Two alternative scenarios were therefore put forward. One was the steady-state theory, in which, as the universe expanded, new matter was continually created to keep the density constant on average. The steady-state theory never had a very strong theoretical basis, because it required a negative energy field to create the matter. This would have made it unstable and prone to runaway production of matter and negative energy. But it had the great merit of making definite predictions that could be tested by observations.
By 1963 the steady-state theory was already in trouble. Martin Ryle’s radio astronomy group at the Cavendish Laboratory did a survey of faint radio sources and found that the sources were distributed fairly uniformly across the sky. This indicated that they were probably outside our galaxy, because otherwise they would be concentrated along the Milky Way. But the graph of the number of sources against source strength did not agree with the prediction of the steady-state theory. There were too many faint sources, indicating that the density of sources had been higher in the distant past.
Hoyle and his supporters put forward increasingly contrived explanations of the observations, but the final nail in the coffin of the steady-state theory came in 1965 with the discovery of a faint background of microwave radiation. (This is like the microwaves in a microwave oven but at a much lower temperature, only 2.7 kelvin, a sma
ll amount above absolute zero.) The radiation could not be accounted for in the steady-state theory, though Hoyle and Narlikar tried desperately. It was just as well I hadn’t been a student of Hoyle’s, because I would have had to defend the steady-state theory.
The microwave background indicated that the universe had had a hot, dense stage in the past. But it didn’t prove that this stage was the beginning of the universe. One might imagine that the universe had had a previous contracting phase and that it had bounced from contraction to expansion, at a high but finite density. Whether that was in fact the case was clearly a fundamental question, and it was just what I needed to complete my PhD thesis.
Gravity pulls matter together, but rotation throws it apart. So my first question was whether rotation could cause the universe to bounce. Together with George Ellis, I was able to show that the answer was no if the universe was spatially homogeneous—that is, if it was the same at each point of space. However, two Russians, Evgeny Lifshitz and Isaak Khalatnikov, claimed to have proved that a general contraction without exact symmetry would always lead to a bounce, with the density remaining finite. This result was very convenient for Marxist-Leninist dialectical materialism because it avoided awkward questions about the creation of the universe. It therefore became an article of faith for Soviet scientists.

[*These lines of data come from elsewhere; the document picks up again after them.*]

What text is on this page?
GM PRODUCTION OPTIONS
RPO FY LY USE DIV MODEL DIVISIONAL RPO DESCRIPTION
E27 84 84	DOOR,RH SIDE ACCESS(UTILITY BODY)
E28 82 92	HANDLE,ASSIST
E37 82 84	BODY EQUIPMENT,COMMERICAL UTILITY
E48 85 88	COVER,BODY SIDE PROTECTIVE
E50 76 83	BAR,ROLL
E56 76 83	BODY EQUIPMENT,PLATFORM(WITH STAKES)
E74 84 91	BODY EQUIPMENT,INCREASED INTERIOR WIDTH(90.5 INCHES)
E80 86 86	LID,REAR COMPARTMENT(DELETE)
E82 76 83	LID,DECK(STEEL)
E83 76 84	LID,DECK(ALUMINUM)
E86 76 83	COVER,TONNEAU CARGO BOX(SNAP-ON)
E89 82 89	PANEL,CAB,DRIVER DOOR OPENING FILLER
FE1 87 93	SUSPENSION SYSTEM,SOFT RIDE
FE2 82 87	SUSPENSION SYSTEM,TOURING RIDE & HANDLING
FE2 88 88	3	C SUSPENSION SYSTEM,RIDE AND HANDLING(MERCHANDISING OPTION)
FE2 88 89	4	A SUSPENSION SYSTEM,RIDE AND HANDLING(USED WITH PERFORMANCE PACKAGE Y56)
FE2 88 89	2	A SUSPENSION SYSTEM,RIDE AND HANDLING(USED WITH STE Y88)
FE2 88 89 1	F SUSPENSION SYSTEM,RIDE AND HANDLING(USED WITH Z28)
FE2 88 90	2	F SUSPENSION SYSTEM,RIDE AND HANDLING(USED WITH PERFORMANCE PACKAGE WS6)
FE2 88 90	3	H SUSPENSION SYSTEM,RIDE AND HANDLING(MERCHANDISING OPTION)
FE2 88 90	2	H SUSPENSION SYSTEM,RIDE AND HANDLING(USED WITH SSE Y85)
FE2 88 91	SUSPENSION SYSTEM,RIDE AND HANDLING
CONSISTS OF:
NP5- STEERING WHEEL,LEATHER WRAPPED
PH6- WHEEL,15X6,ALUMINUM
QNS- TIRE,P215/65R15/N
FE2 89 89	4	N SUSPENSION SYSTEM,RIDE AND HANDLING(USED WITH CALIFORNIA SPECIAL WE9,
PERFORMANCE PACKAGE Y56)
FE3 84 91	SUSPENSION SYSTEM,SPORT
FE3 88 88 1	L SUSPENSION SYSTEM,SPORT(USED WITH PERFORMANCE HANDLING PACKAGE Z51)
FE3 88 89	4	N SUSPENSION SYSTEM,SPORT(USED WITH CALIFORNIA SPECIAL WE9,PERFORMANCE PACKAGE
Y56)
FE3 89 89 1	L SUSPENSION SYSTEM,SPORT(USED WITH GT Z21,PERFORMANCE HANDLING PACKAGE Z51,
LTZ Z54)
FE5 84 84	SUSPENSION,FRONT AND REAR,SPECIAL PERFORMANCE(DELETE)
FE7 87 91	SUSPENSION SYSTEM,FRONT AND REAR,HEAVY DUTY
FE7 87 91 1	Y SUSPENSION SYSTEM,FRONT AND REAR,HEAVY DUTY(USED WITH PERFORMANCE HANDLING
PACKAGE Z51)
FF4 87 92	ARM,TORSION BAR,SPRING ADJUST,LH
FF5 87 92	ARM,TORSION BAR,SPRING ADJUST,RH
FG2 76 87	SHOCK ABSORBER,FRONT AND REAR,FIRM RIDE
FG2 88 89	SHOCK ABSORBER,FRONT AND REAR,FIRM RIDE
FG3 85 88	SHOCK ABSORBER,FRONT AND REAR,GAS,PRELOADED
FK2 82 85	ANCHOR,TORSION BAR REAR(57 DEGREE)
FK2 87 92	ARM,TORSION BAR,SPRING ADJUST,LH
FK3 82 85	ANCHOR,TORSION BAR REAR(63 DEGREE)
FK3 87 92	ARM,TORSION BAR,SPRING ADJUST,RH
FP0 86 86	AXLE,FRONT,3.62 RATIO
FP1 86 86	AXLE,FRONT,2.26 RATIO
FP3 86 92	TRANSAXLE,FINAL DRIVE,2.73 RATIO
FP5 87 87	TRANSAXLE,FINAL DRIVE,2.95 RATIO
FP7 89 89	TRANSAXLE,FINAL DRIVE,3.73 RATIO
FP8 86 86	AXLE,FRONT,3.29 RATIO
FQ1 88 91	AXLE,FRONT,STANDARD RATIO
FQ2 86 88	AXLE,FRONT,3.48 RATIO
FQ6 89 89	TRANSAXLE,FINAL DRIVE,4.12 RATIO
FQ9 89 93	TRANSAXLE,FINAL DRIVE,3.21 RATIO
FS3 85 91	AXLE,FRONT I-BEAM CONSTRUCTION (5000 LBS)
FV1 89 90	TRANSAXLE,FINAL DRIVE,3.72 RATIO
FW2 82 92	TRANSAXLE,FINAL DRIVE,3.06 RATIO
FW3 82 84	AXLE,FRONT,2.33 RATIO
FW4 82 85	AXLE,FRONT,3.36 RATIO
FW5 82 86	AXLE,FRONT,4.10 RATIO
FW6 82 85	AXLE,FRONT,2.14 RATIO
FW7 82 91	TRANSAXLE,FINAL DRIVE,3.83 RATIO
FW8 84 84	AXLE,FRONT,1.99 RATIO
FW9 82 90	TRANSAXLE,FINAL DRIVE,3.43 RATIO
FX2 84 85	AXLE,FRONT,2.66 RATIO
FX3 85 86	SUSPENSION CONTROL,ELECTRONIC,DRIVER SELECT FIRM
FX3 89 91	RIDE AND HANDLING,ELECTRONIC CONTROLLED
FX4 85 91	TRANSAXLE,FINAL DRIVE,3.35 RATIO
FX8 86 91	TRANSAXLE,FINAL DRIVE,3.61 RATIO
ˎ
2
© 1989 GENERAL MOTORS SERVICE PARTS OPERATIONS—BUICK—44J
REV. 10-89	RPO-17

Lifshitz and Khalatnikov were members of the old school in general relativity—that is, they wrote down a massive system of equations and tried to guess a solution. But it wasn’t clear that the solution they found was the most general one. Roger Penrose introduced a new approach, which didn’t require solving Einstein’s field equations explicitly, just certain general properties, such as that energy is positive and gravity is attractive. Penrose gave a seminar on the subject at King’s College, London, in January 1965. I wasn’t at the seminar, but I heard about it from Brandon Carter, with whom I shared an office in Cambridge’s new Department of Applied Mathematics and Theoretical Physics (DAMTP) premises in Silver Street.